Is this topic on the tests or the final exam?
Both. Fraud and internal control are core Test 1 material (case-based, 50 questions), and the same ideas appear in the final exam's open-ended case questions where a vignette hides a control weakness. Power BI is not examinable in the final, but this control material is. Check your course outline for current weightings.
What is the most common mistake students make here?

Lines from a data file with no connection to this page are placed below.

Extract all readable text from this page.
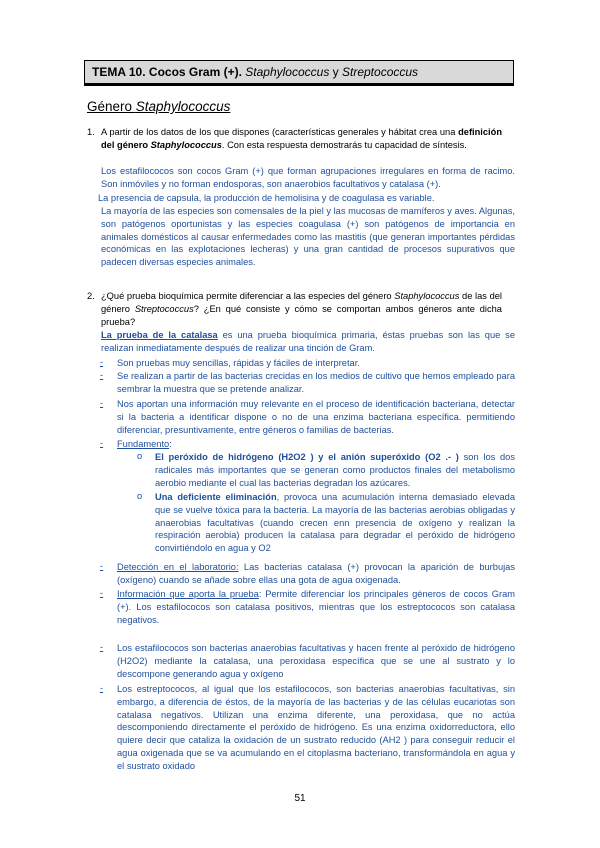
TEMA 10. Cocos Gram (+).
Staphylococcus y Streptococcus
Género Staphylococcus
1. A partir de los datos de los que dispones (características generales y hábitat crea una definición del género Staphylococcus. Con esta respuesta demostrarás tu capacidad de síntesis.
Los estafilococos son cocos Gram (+) que forman agrupaciones irregulares en forma de racimo. Son inmóviles y no forman endosporas, son anaerobios facultativos y catalasa (+).
La presencia de capsula, la producción de hemolisina y de coagulasa es variable.
La mayoría de las especies son comensales de la piel y las mucosas de mamíferos y aves. Algunas, son patógenos oportunistas y las especies coagulasa (+) son patógenos de importancia en animales domésticos al causar enfermedades como las mastitis (que generan importantes pérdidas económicas en las explotaciones lecheras) y una gran cantidad de procesos supurativos que padecen diversas especies animales.
2. ¿Qué prueba bioquímica permite diferenciar a las especies del género Staphylococcus de las del género Streptococcus? ¿En qué consiste y cómo se comportan ambos géneros ante dicha prueba?
La prueba de la catalasa es una prueba bioquímica primaria, éstas pruebas son las que se realizan inmediatamente después de realizar una tinción de Gram.
- Son pruebas muy sencillas, rápidas y fáciles de interpretar.
- Se realizan a partir de las bacterias crecidas en los medios de cultivo que hemos empleado para sembrar la muestra que se pretende analizar.
- Nos aportan una información muy relevante en el proceso de identificación bacteriana, detectar si la bacteria a identificar dispone o no de una enzima bacteriana específica. permitiendo diferenciar, presuntivamente, entre géneros o familias de bacterias.
- Fundamento:
o El peróxido de hidrógeno (H2O2 ) y el anión superóxido (O2 .- ) son los dos radicales más importantes que se generan como productos finales del metabolismo aerobio mediante el cual las bacterias degradan los azúcares.
o Una deficiente eliminación, provoca una acumulación interna demasiado elevada que se vuelve tóxica para la bacteria. La mayoría de las bacterias aerobias obligadas y anaerobias facultativas (cuando crecen enn presencia de oxígeno y realizan la respiración aerobia) producen la catalasa para degradar el peróxido de hidrógeno convirtiéndolo en agua y O2
- Detección en el laboratorio: Las bacterias catalasa (+) provocan la aparición de burbujas (oxígeno) cuando se añade sobre ellas una gota de agua oxigenada.
- Información que aporta la prueba: Permite diferenciar los principales géneros de cocos Gram (+). Los estafilococos son catalasa positivos, mientras que los estreptococos son catalasa negativos.
- Los estafilococos son bacterias anaerobias facultativas y hacen frente al peróxido de hidrógeno (H2O2) mediante la catalasa, una peroxidasa específica que se une al sustrato y lo descompone generando agua y oxígeno
- Los estreptococos, al igual que los estafilococos, son bacterias anaerobias facultativas, sin embargo, a diferencia de éstos, de la mayoría de las bacterias y de las células eucariotas son catalasa negativos. Utilizan una enzima diferente, una peroxidasa, que no actúa descomponiendo directamente el peróxido de hidrógeno. Es una enzima oxidorreductora, ello quiere decir que cataliza la oxidación de un sustrato reducido (AH2 ) para conseguir reducir el agua oxigenada que se va acumulando en el citoplasma bacteriano, transformándola en agua y el sustrato oxidado
51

Naming only two legs of the fraud triangle, reversing virus and worm, confusing COSO (5) with COSO-ERM (8), swapping inherent and residual risk, or merging the two control splits (function versus scope). Each is an easy mark lost to imprecision.
Exam move
Treat this chapter as a set of clean classifications you can apply, not a list to memorise. For each concept keep a one-line definition, the distinction the examiner loves, and a single business example: the three fraud-triangle legs (and that only opportunity is controllable), the two forms of fraud, the attack families (human tricked = social engineering, software = malware, machine = technical attack), virus versus worm, the function-versus-scope split of controls, COSO's 5 versus COSO-ERM's 8, inherent versus residual risk, and the P > D + C inequality. Drill by taking short vignettes and forcing yourself to name the exact term and the matching control before reading on. In the STUVAC/revision week before the end-of-semester exam period, rehearse the answer shape the case questions reward — state the concept, apply it to the facts, evaluate the specific weakness, then conclude with a concrete control aimed at opportunity — so structure and mark-allocation become automatic under time pressure.